S’agissant de la situation des talibés, le corapporteur a relevé que des écoles coraniques exploitent ces enfants à des fins lucratives en les envoyant travailler dans les champs ou mendier dans les rues. Dans ce contexte, des sanctions ont-elles été prononcées, y compris au pénal, contre des personnes exploitant ainsi ces enfants ? De même, des condamnations ont-elles été prononcées dans des affaires de violences sexuelles à l’encontre de jeunes filles employées comme domestiques ?

M. Grossman s’est inquiété de la situation s’agissant de l’interdiction des châtiments corporels, observant que selon le Code de la famille, de tels châtiments peuvent être infligés au sein de la famille.

Un autre membre du Comité a relevé que le Code pénal sénégalais stipule que l’ordre d’un supérieur ne pourra être invoqué pour justifier la pratique de la torture ; mais de quelle procédure, de quelle voie de recours un subordonné dispose-t-il pour refuser un ordre impliquant le recours à la torture ?

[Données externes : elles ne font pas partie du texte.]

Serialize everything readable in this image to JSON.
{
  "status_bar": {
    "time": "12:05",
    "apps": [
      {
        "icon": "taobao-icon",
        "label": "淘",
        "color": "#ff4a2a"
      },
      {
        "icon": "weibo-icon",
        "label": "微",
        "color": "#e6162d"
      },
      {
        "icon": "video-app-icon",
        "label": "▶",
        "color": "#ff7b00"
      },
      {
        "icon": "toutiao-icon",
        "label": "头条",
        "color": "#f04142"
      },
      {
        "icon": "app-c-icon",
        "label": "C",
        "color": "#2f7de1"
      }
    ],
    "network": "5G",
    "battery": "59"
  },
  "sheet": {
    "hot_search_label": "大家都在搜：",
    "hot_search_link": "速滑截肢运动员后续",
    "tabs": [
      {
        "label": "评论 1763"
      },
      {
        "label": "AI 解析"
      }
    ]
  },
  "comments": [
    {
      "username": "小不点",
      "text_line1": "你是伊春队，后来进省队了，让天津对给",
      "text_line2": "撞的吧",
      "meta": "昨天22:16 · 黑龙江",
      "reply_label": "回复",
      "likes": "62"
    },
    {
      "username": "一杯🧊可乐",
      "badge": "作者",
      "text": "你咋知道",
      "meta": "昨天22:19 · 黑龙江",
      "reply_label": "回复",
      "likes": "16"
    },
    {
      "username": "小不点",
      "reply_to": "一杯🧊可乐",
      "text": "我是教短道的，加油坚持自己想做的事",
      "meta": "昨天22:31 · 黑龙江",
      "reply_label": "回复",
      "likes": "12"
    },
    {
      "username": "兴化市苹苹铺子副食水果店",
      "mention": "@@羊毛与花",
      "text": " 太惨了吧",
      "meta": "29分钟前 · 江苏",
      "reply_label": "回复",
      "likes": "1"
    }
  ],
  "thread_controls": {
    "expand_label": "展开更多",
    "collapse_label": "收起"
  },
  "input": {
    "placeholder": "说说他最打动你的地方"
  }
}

L’isolement dans des cellules disciplinaires peut-il être appliqué pour infraction aux règles internes d’une prison, a par ailleurs demandé l’expert ? Il s’est en outre enquis des statistiques relatives aux suicides dans les lieux de détention du pays.

Le Comité a été informé que tout est en place pour le lancement du procès de Hissène Habré, a poursuivi cet expert ; mais des dates ont-elles été fixées pour ce procès et cela signifie-t-il que la demande d’extradition de la Belgique est totalement rejetée ?

L’Observateur national des lieux de privation de liberté dispose-t-il de pouvoirs d’enquête, a demandé un autre expert ? Selon certaines informations, aucune prison n’aurait été construite au Sénégal depuis une cinquantaine d’années, s’est inquiétée une experte.

Après avoir relevé que la Loi contre les mutilations génitales féminines, qui date de 1999, a été renforcée en 2011, une experte a demandé des précisions quant au respect de l’interdiction de ces pratiques sur l’ensemble du territoire national.

Plusieurs membres du Comité se sont inquiétés du grand nombre de migrants venus de pays limitrophes, en particulier maliens, qui ne disposeraient pas de papiers au Sénégal.

La pénurie d’avocats au pénal a été soulignée par plusieurs membres du Comité. Il a par ailleurs été rappelé que le Sénégal présente le présent rapport avec un important retard de plus de 15 ans. La délégation a été priée d’expliquer les raisons de ce retard.